Tim Hardaway announced as a 2022 Hall of Fame inductee

Tim Hardaway announced as a 2022 Hall of Fame inductee

Golden State Warriors legend Tim Hardaway will be inducted into the Naismith Memorial Hall of Fame as part of the Class of 2022, according to Monte Poole of NBC Sports.

This is well-deserved for Hardaway, who was one of the more under-appreciated stars of his era. His efforts for the Warriors and Heat in the '80s and '90s don't get the recognition they should. Over the course of his 13-year NBA career, Hardaway was a five-time All-Star and five-time All-NBA selection, averaging 17.7 points, 8.2 assists, 3.3 rebounds, 1.8 threes and 1.6 steals.

Hardaway was the last member of Run-TMC to get the Hall-of-Fame nod. He believes that his controversial comments about LGBTQ+ people back in 2007 are why he wasn't inducted into the Hall of Fame sooner, as he told me a few years ago.

"Well, you know, the reason I’m not in is because of what I said in 2007 about gay people," Hardaway said. "That’s why I’m not in right now, and I understand it. I hurt a lot of people’s feelings and it came off the wrong way and it was really bad of me to say that. Since then, I’ve turned a wrong into a right. My parents used to always tell me, 'If you do something wrong, look it in the eye. Don’t back down from it and be scared of it. Go make it right and make people understand that you made a mistake.' And that’s what I did. I’m trying to do what’s right, supporting gay people and transgender people. I want people to understand [what they go through] and understand them as people. They shouldn’t be seen as 'other' people. You shouldn’t call them [derogatory names] or look at them all ugly. Those are people too. They should get to live their lives just like we live our lives and that means having freedom and having fun. They should get to enjoy their life the way they’re supposed to enjoy life…

"I’ve talked to people from the LGBTQ community [and I tell them], 'You’re supposed to have the same rights that we have and supposed to be able to do everything that we do. You shouldn’t be outcast.' Life is too short to be out here hating one another and trying to hurt one another. I understand that. But, yeah, that’s the only reason why I’m not in [the Hall of Fame] and I understand that. There’s nothing I can do about it. You got to take your bumps and bruises, and that’s what I’ve been doing. I just try to be positive. It hurts. But, hey, I understand the ramifications of [what I said]. I understand why I’m not in. All I can do is keep living. My parents also always told me, “You can’t control what you can’t control.”

Hardaway has become an advocate for the LGBTQ+ community. Jason Collins, who was the first NBA player to come out as gay, praised Hardaway for his support.

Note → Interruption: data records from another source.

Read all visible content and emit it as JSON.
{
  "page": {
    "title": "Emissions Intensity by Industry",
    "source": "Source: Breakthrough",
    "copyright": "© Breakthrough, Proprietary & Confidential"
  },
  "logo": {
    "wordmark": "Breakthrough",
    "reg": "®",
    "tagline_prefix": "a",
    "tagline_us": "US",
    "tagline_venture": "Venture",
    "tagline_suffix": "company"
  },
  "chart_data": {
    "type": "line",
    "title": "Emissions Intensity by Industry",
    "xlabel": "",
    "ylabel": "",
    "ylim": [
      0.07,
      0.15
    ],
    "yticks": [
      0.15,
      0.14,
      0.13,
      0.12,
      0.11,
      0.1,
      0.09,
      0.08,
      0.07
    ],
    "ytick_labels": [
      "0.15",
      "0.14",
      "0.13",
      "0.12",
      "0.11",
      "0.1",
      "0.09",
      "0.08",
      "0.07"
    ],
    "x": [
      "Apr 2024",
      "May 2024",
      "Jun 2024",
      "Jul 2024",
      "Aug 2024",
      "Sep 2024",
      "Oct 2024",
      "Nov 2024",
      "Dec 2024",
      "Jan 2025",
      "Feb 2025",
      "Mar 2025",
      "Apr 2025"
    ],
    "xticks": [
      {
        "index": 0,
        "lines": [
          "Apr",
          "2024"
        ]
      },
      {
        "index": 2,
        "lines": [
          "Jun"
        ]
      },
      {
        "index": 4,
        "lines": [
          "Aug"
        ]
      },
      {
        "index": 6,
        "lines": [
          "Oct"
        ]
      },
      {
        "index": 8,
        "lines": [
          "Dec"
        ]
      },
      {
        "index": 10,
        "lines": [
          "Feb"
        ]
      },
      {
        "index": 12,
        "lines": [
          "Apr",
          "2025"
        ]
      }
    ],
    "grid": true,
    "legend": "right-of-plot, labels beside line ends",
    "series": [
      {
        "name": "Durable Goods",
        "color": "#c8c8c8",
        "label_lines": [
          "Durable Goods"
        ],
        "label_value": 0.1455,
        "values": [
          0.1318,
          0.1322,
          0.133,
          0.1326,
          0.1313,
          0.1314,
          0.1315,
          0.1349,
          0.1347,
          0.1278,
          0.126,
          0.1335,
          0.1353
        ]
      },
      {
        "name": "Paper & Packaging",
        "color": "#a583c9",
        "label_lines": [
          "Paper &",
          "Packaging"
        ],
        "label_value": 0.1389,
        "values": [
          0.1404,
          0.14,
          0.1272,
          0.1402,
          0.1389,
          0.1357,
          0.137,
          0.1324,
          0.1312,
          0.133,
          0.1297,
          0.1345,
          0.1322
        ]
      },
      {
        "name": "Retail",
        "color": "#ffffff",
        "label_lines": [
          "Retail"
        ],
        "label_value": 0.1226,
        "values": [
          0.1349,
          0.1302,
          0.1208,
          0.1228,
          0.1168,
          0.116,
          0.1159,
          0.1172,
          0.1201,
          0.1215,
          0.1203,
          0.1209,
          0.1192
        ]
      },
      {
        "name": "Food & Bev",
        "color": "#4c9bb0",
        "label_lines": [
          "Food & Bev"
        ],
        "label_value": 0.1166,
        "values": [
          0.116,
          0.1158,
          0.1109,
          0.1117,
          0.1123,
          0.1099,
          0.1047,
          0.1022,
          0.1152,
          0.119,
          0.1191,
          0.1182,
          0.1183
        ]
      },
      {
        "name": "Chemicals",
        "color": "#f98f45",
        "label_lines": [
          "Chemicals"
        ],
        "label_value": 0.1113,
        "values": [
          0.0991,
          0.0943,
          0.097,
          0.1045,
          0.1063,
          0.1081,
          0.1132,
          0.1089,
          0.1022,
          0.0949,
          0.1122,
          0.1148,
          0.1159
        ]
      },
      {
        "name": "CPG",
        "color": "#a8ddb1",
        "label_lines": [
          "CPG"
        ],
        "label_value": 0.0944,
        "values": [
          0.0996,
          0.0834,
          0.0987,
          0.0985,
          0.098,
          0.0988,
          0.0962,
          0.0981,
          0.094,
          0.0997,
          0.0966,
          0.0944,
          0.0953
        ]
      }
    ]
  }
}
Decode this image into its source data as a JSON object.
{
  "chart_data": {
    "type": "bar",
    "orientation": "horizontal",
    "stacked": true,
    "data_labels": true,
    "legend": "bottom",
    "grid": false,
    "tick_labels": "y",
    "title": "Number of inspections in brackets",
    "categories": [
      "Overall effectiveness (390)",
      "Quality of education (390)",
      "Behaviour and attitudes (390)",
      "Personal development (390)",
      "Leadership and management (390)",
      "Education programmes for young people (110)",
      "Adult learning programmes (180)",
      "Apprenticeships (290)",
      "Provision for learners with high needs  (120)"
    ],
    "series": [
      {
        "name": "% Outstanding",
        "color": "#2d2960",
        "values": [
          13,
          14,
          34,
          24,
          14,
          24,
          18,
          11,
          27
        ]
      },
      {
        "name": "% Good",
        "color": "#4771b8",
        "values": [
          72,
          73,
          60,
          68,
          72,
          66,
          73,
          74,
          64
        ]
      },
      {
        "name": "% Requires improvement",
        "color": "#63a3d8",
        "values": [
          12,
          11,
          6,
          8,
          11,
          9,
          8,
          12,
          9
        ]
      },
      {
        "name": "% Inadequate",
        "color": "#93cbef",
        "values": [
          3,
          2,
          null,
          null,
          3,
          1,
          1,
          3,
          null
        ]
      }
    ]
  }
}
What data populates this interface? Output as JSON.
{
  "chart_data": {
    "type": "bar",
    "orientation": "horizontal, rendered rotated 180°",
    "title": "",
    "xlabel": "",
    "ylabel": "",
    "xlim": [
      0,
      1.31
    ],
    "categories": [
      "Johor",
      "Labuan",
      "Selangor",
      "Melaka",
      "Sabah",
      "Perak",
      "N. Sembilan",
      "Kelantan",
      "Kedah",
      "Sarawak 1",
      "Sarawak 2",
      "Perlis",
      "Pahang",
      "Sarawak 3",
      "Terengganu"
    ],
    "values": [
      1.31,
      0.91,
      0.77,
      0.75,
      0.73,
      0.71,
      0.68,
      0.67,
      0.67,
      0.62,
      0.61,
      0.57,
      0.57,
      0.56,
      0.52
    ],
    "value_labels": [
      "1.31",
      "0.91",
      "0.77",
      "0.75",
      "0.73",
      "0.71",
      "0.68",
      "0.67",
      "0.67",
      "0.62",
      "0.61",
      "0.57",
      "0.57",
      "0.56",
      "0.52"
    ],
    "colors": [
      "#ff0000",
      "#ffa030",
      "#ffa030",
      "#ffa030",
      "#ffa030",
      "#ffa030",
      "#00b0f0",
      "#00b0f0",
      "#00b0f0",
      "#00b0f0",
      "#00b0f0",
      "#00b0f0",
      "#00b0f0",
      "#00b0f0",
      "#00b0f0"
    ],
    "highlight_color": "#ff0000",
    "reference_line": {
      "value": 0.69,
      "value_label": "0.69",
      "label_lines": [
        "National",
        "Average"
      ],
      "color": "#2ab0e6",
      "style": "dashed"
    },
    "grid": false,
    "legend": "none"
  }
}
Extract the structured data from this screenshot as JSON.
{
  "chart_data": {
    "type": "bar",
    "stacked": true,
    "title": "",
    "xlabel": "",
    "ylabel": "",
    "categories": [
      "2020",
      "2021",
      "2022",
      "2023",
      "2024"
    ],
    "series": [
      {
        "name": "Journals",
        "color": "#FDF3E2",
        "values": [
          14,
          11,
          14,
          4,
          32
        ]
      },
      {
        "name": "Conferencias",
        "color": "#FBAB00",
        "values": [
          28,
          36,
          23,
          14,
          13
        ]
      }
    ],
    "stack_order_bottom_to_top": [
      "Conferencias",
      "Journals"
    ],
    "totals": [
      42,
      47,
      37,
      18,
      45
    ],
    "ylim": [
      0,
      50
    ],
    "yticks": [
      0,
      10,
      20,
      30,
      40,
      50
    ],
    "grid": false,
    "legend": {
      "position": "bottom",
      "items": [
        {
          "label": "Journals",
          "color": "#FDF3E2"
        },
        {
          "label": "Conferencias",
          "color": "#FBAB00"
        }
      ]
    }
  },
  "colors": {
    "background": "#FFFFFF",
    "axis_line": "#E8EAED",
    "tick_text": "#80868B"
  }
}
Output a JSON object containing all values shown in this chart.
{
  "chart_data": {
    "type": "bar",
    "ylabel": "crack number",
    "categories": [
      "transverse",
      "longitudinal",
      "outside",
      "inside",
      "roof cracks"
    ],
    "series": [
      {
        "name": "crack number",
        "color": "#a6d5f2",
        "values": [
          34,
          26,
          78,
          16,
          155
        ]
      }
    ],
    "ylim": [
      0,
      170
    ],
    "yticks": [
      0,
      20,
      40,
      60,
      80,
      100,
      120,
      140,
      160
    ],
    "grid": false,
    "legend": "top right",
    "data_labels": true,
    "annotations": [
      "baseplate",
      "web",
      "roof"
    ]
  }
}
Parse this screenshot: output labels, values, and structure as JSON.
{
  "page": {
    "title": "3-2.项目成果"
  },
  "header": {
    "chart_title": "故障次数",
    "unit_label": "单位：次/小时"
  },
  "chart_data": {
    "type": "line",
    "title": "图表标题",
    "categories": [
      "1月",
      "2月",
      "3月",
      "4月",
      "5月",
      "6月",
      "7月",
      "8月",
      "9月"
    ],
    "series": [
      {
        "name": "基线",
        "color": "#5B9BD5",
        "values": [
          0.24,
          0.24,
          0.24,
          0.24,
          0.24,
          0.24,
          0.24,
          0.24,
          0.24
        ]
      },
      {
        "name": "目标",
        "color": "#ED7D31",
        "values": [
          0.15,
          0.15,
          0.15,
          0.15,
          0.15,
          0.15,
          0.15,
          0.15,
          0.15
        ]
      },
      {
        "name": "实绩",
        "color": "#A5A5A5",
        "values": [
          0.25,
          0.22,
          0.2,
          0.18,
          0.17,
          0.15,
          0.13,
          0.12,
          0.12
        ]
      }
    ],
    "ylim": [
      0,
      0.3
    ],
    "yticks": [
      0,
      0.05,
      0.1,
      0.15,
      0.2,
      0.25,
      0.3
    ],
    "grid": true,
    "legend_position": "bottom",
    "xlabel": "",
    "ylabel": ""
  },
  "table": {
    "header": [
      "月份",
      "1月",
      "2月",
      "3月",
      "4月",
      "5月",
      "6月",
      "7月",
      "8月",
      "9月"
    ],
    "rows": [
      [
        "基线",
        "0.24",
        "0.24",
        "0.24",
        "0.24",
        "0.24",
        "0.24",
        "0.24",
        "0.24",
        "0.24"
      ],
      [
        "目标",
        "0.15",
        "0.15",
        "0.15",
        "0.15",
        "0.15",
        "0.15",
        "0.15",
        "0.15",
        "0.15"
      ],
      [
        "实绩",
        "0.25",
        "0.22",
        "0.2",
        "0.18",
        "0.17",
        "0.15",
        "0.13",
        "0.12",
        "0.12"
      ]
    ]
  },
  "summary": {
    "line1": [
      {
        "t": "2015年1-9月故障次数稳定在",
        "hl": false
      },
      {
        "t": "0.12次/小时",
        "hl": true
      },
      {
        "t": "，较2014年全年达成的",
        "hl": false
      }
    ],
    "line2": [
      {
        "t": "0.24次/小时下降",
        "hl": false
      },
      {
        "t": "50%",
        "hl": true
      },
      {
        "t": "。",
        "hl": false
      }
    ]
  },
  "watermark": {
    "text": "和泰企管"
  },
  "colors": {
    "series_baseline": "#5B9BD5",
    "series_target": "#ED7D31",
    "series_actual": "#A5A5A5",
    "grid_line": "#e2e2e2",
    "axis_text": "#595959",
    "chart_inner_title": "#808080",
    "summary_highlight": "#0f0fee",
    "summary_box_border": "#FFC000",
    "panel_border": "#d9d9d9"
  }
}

"When John Amaechi came out, Tim had some comments that were very homophobic. However, he looked himself in the mirror and said, 'Is there something that I need to change about myself? Do I need to educate myself?'" Collins told me. "And after I came out, one of the calls that I wasn’t expecting to get was from a 305 number and it was Tim with words of support. I didn’t know that Tim had undergone this transformation as a human being. It’s sort of the power of the coming out story; Tim started on one end of the spectrum and is now such an ally, and I’m so proud of him. All of us as human beings evolve over time and Tim has made a positive evolution.

"For the past four or five years, the NBA has been marching in New York City’s gay-pride parade; we were the first of the big sports leagues to participate in the New York City Pride Parade. Over the years, we’ve had more and more people – more and more allies – join us on the float. Last summer, I was so proud that Tim and his family were there on the float with us, participating in the New York City Pride Parade. It’s so cool to see how he has changed as a human being and how he’s become such a huge ally and supporter. I really appreciate that."